Intervention Effects in the Transmission of COVID-19 Depending on the Detection Rate and Extent of Isolation

Epidemiol Health. 2020 Jun 23;e2020045. doi: 10.4178/epih.e2020045. Online ahead of print.


Objectives: In 2020, the COVID-19 respiratory infection is spreading in Korea. In order to prevent the spread of an infectious disease, infected people must be quickly identified and isolated, and contact with the infected must be blocked early. This study attempted to verify the intervention effects on the spread of an infectious disease by using these measures in a mathematical model.

Methods: We used the Susceptible-Infectious-Recovery (SIR) model for a virtual population group connected by a special structured network. In the model, the infected state (I) was divided into I in which the infection is undetected and I_x in which the infection is detected. The probability of transitioning from an I state to I_x can be viewed as the rate at which an infected person is found. We assumed that only those connected to each other in the network can cause infection. In addition, this study attempted to evaluate the effects of isolation by temporarily removing the connection among these people.

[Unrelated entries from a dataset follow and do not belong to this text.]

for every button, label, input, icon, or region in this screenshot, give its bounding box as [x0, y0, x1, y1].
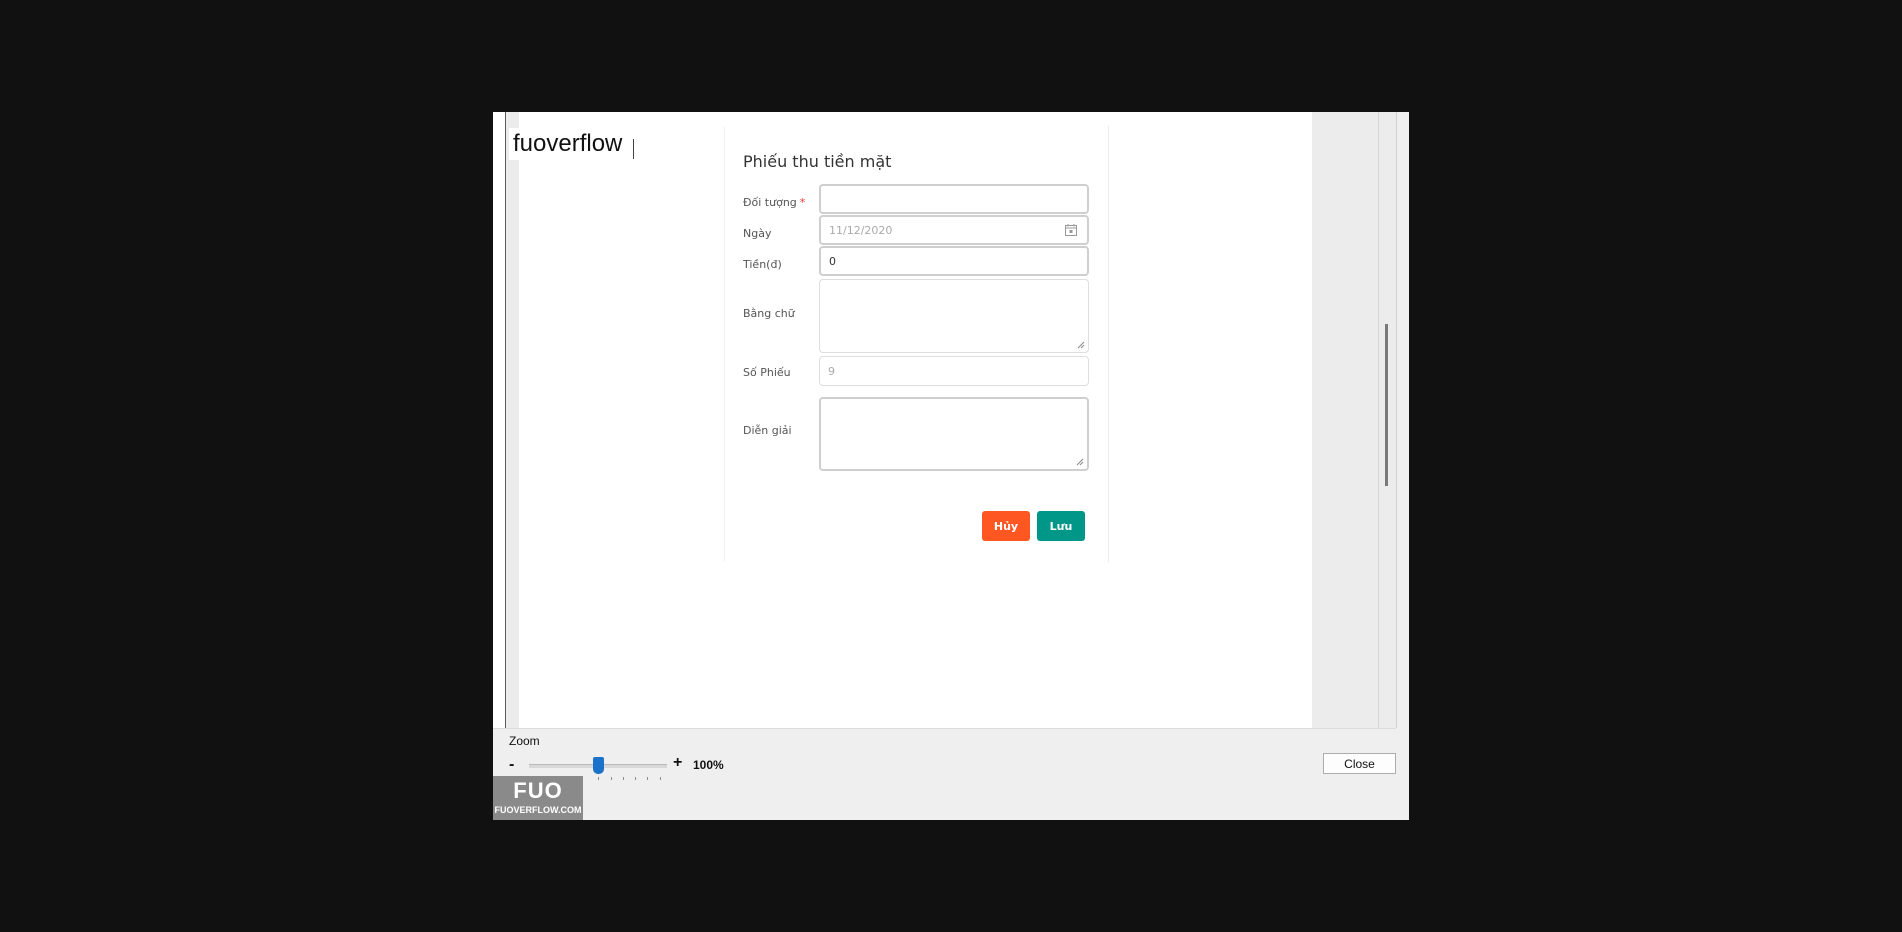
scroll-track[interactable]: [1378, 112, 1379, 728]
cash-receipt-form: Phiếu thu tiền mặt Đối tượng * Ngày 11/12…: [724, 126, 1109, 562]
field-label-doi-tuong: Đối tượng *: [743, 196, 805, 209]
slider-tick: [611, 777, 612, 780]
calendar-icon[interactable]: [1065, 224, 1077, 236]
field-label-so-phieu: Số Phiếu: [743, 366, 791, 379]
date-value: 11/12/2020: [829, 223, 893, 237]
doi-tuong-input[interactable]: [819, 184, 1089, 214]
left-gutter: [506, 112, 519, 728]
slider-tick: [635, 777, 636, 780]
save-button[interactable]: Lưu: [1037, 511, 1085, 541]
preview-window: Phiếu thu tiền mặt Đối tượng * Ngày 11/12…: [493, 112, 1409, 820]
bang-chu-textarea[interactable]: [819, 279, 1089, 353]
fuo-logo: FUO FUOVERFLOW.COM: [493, 776, 583, 820]
logo-main-text: FUO: [513, 778, 563, 803]
resize-grip-icon[interactable]: [1077, 341, 1085, 349]
resize-grip-icon[interactable]: [1076, 458, 1084, 466]
field-label-dien-giai: Diễn giải: [743, 424, 792, 437]
form-title: Phiếu thu tiền mặt: [743, 152, 892, 171]
ngay-date-input[interactable]: 11/12/2020: [819, 215, 1089, 245]
slider-tick: [660, 777, 661, 780]
vertical-scrollbar-thumb[interactable]: [1385, 324, 1388, 486]
field-label-bang-chu: Bằng chữ: [743, 307, 795, 320]
zoom-in-button[interactable]: +: [673, 754, 682, 772]
zoom-out-button[interactable]: -: [509, 756, 514, 774]
dien-giai-textarea[interactable]: [819, 397, 1089, 471]
tien-input[interactable]: 0: [819, 246, 1089, 276]
document-viewer: Phiếu thu tiền mặt Đối tượng * Ngày 11/12…: [493, 112, 1397, 729]
slider-tick: [598, 777, 599, 780]
required-asterisk: *: [799, 196, 806, 209]
text-caret: [633, 139, 634, 159]
cancel-button[interactable]: Hủy: [982, 511, 1030, 541]
watermark-text: fuoverflow: [509, 128, 627, 160]
zoom-label: Zoom: [509, 734, 540, 748]
slider-tick: [647, 777, 648, 780]
frame-border: [1396, 112, 1397, 728]
zoom-percentage: 100%: [693, 758, 724, 772]
close-button[interactable]: Close: [1323, 753, 1396, 774]
zoom-slider-thumb[interactable]: [593, 757, 604, 774]
label-text: Đối tượng: [743, 196, 797, 209]
field-label-ngay: Ngày: [743, 227, 772, 240]
slider-tick: [623, 777, 624, 780]
right-gutter: [1312, 112, 1396, 728]
logo-sub-text: FUOVERFLOW.COM: [494, 805, 582, 815]
so-phieu-input[interactable]: 9: [819, 356, 1089, 386]
field-label-tien: Tiền(đ): [743, 258, 782, 271]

Results: In Scenario 1, only the infected are isolated; in Scenario 2, those who are connected to an infected person and are also found to be infected are isolated as well. In Scenario 3, everyone connected to an infected person are isolated. In Scenario 3, it was possible to effectively suppress the infectious disease even with a relatively slow rate of diagnosis and relatively high infection rate.

Conclusion: During the epidemic, quick identification of the infected is helpful. In addition, it was possible to quantitatively show through a simulation evaluation that the management of infected individuals as well as those who are connected greatly helped to suppress the spread of infectious diseases.

Keywords: Agent-Based Model; COVID-19; isolation; non-pharmaceutical intervention; social network.